Follow these steps to pull the required image, spin up the container with the appropriate options, download the model, and run the benchmark.

Pull the Docker image#

Use the following command to pull the appropriate Docker image for your system.

MI350 series

docker pull rocm/7.0-preview:rocm7.0_preview_ubuntu_22.04_sgl-dev-v0.5.2rc2_mi35x_rc1

MI300X series

docker pull rocm/7.0-preview:rocm7.0_preview_ubuntu_22.04_sgl-dev-v0.5.2rc2-mi30x_rc1

Download the model#

See the model card on Hugging Face at deepseek-ai/DeepSeek-R1-0528.

pip install huggingface_hub[cli] hf_transfer hf_xet
HF_HUB_ENABLE_HF_TRANSFER=1 \
HF_HOME=/data/huggingface-cache \
HF_TOKEN="<HF_TOKEN>" \
huggingface-cli download deepseek-ai/DeepSeek-R1-0528 --exclude "original/*"

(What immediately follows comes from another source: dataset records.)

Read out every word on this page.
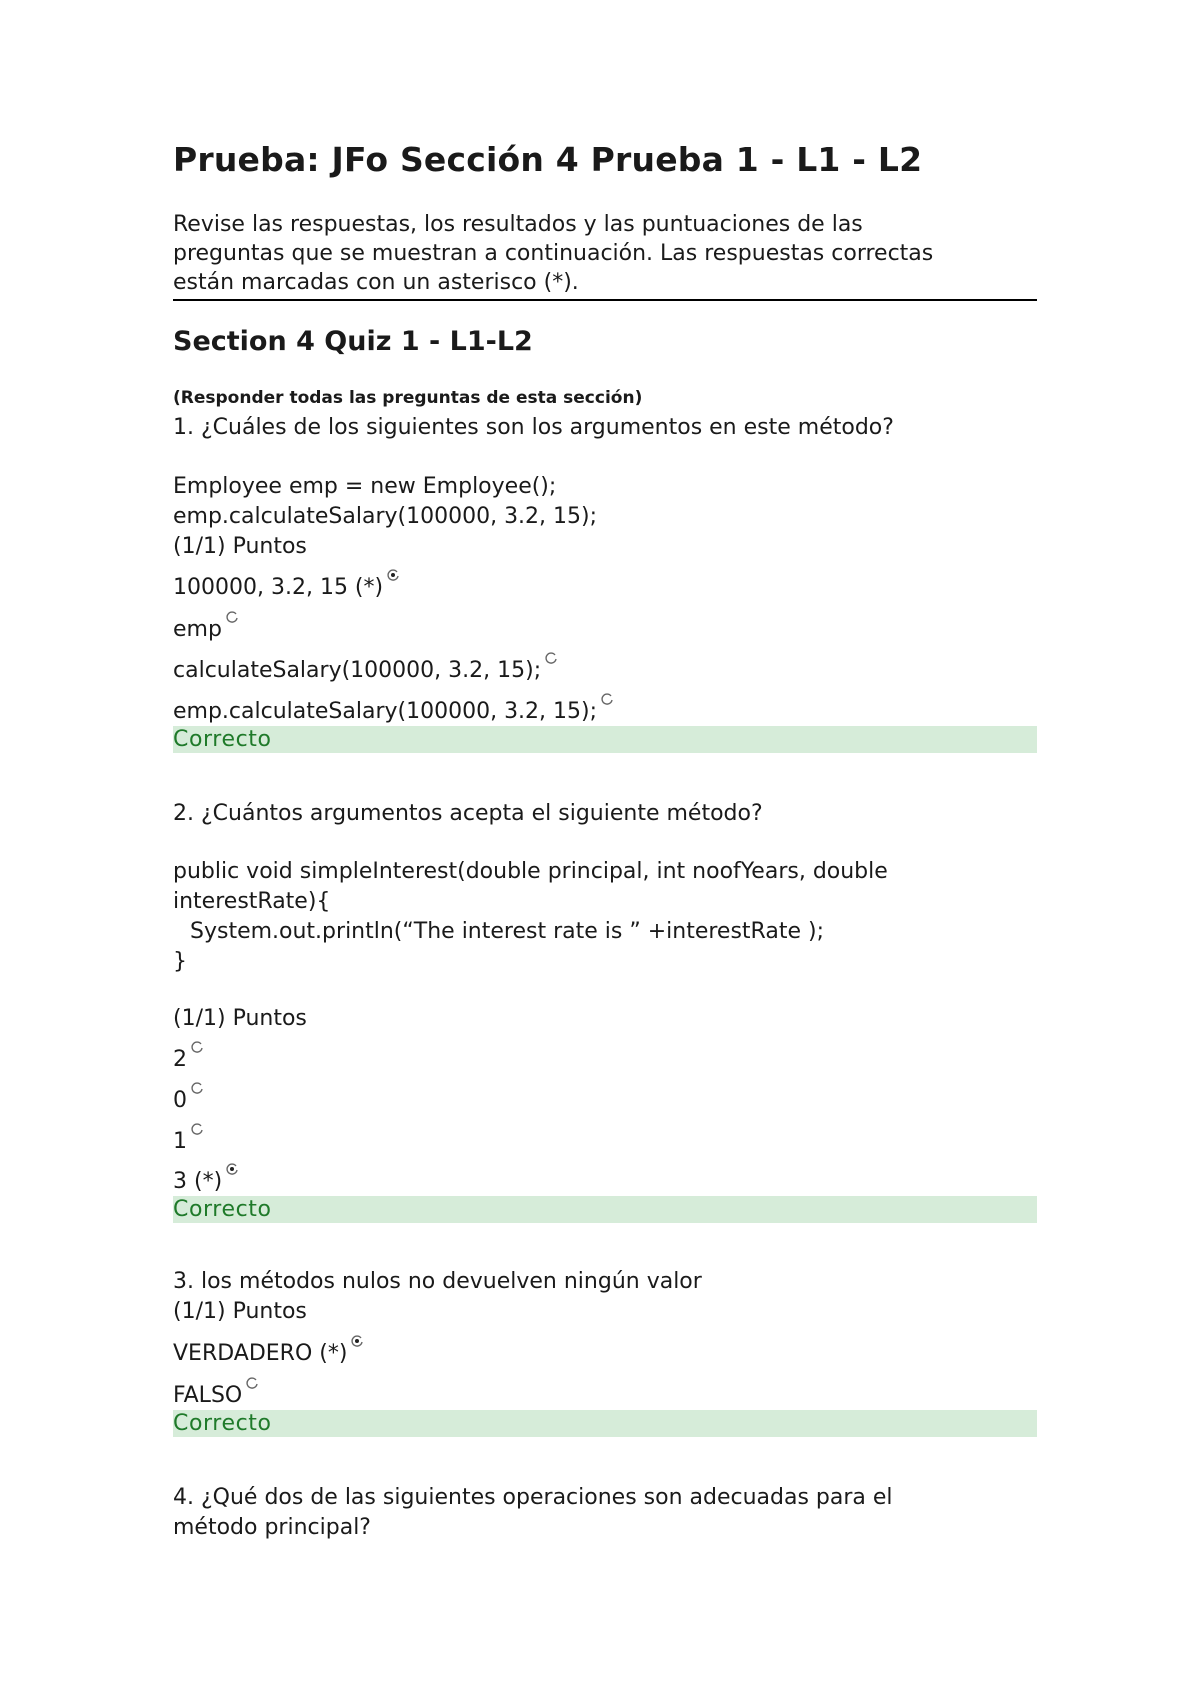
Prueba: JFo Sección 4 Prueba 1 - L1 - L2

Revise las respuestas, los resultados y las puntuaciones de las

preguntas que se muestran a continuación. Las respuestas correctas

están marcadas con un asterisco (*).

Section 4 Quiz 1 - L1-L2
(Responder todas las preguntas de esta sección)

1. ¿Cuáles de los siguientes son los argumentos en este método?

Employee emp = new Employee();

emp.calculateSalary(100000, 3.2, 15);

(1/1) Puntos

100000, 3.2, 15 (*)
emp
calculateSalary(100000, 3.2, 15);
emp.calculateSalary(100000, 3.2, 15);
Correcto

2. ¿Cuántos argumentos acepta el siguiente método?

public void simpleInterest(double principal, int noofYears, double

interestRate){

System.out.println(“The interest rate is ” +interestRate );

}

(1/1) Puntos

2
0
1
3 (*)
Correcto

3. los métodos nulos no devuelven ningún valor

(1/1) Puntos

VERDADERO (*)
FALSO
Correcto

4. ¿Qué dos de las siguientes operaciones son adecuadas para el

método principal?
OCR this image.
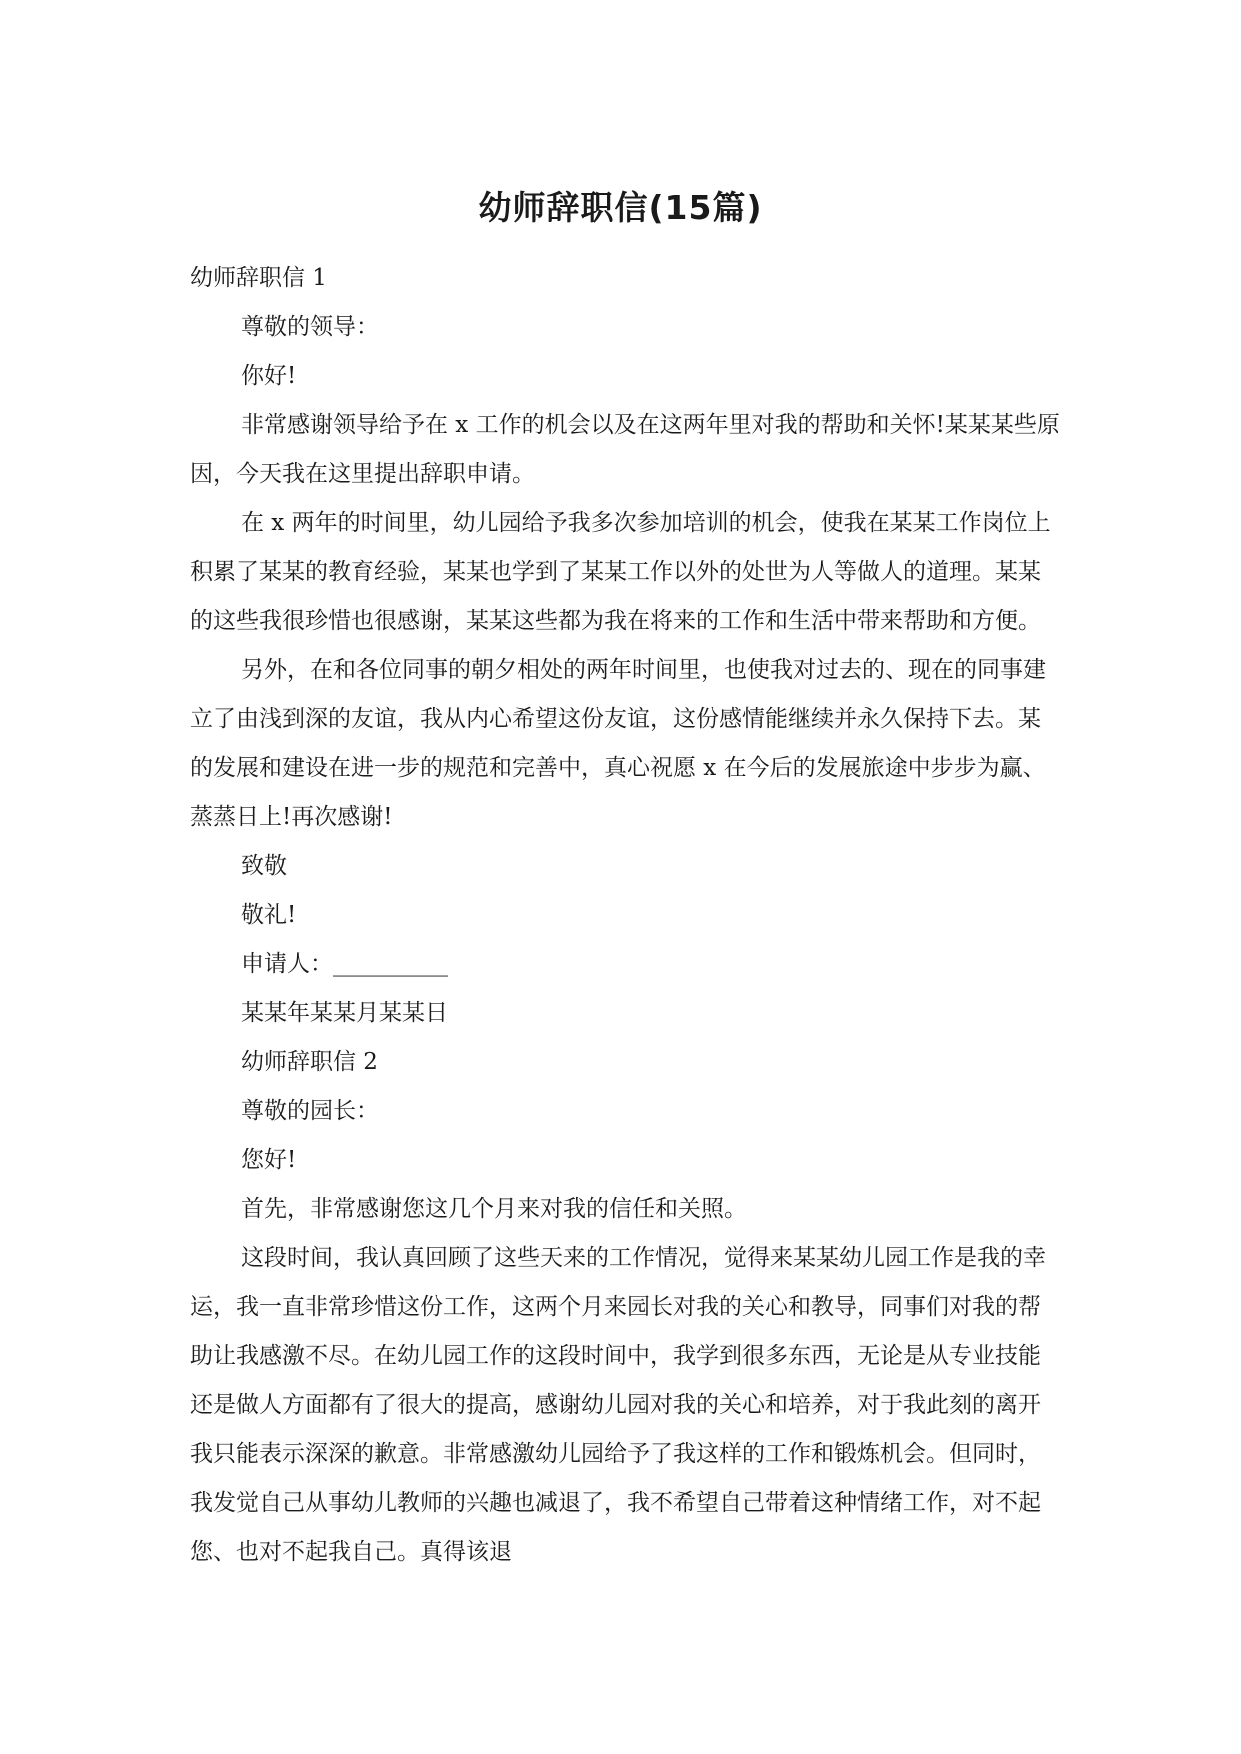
幼师辞职信(15篇)

幼师辞职信 1

尊敬的领导：

你好!

非常感谢领导给予在 x 工作的机会以及在这两年里对我的帮助和关怀!某某某些原因，今天我在这里提出辞职申请。

在 x 两年的时间里，幼儿园给予我多次参加培训的机会，使我在某某工作岗位上积累了某某的教育经验，某某也学到了某某工作以外的处世为人等做人的道理。某某的这些我很珍惜也很感谢，某某这些都为我在将来的工作和生活中带来帮助和方便。

另外，在和各位同事的朝夕相处的两年时间里，也使我对过去的、现在的同事建立了由浅到深的友谊，我从内心希望这份友谊，这份感情能继续并永久保持下去。某的发展和建设在进一步的规范和完善中，真心祝愿 x 在今后的发展旅途中步步为赢、蒸蒸日上!再次感谢!

致敬

敬礼!

申请人：__________

某某年某某月某某日

幼师辞职信 2

尊敬的园长：

您好!

首先，非常感谢您这几个月来对我的信任和关照。

这段时间，我认真回顾了这些天来的工作情况，觉得来某某幼儿园工作是我的幸运，我一直非常珍惜这份工作，这两个月来园长对我的关心和教导，同事们对我的帮助让我感激不尽。在幼儿园工作的这段时间中，我学到很多东西，无论是从专业技能还是做人方面都有了很大的提高，感谢幼儿园对我的关心和培养，对于我此刻的离开我只能表示深深的歉意。非常感激幼儿园给予了我这样的工作和锻炼机会。但同时，我发觉自己从事幼儿教师的兴趣也减退了，我不希望自己带着这种情绪工作，对不起您、也对不起我自己。真得该退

Run the inference benchmark#

Start the container using the following command.

MI350 series

docker run -it \
    --user root \
    --group-add video \
    --cap-add=SYS_PTRACE \
    --security-opt seccomp=unconfined \
    -w /app/ \
    --ipc=host \
    --network=host \
    --shm-size 64G \
    --mount type=bind,src=/data,dst=/data \
    --device=/dev/kfd \
    --device=/dev/dri \
    -e SGLANG_USE_AITER=1 \
    rocm/7.0-preview:rocm7.0_preview_ubuntu_22.04_sgl-dev-v0.5.2rc2_mi35x_rc1

MI300X series

docker run -it \
    --user root \
    --group-add video \
    --cap-add=SYS_PTRACE \
    --security-opt seccomp=unconfined \
    -w /app/ \
    --ipc=host \
    --network=host \
    --shm-size 64G \
    --mount type=bind,src=/data,dst=/data \
    --device=/dev/kfd \
    --device=/dev/dri \
    -e SGLANG_USE_AITER=1 \
    rocm/7.0-preview:rocm7.0_preview_ubuntu_22.04_sgl-dev-v0.5.2rc2-mi30x_rc1

Start the server.

python3 -m sglang.launch_server \
    --model-path deepseek-ai/DeepSeek-R1-0528 \
    --host localhost \
    --port 8000 \
    --tensor-parallel-size 8 \
    --trust-remote-code \
    --chunked-prefill-size 196608 \
    --mem-fraction-static 0.8 \
    --disable-radix-cache \
    --num-continuous-decode-steps 4 \
    --max-prefill-tokens 196608 \
    --cuda-graph-max-bs 128 &

Run the benchmark with the following options.

input_tokens=1024
output_tokens=1024
max_concurrency=64
num_prompts=128

python3 -m sglang.bench_serving \
    --host localhost \
    --port 8000 \
    --model deepseek-ai/DeepSeek-R1-0528 \
    --dataset-name random \
    --random-input ${input_tokens} \
    --random-output ${output_tokens} \
    --random-range-ratio 1.0 \
    --max-concurrency ${max_concurrency} \
    --num-prompt ${num_prompts}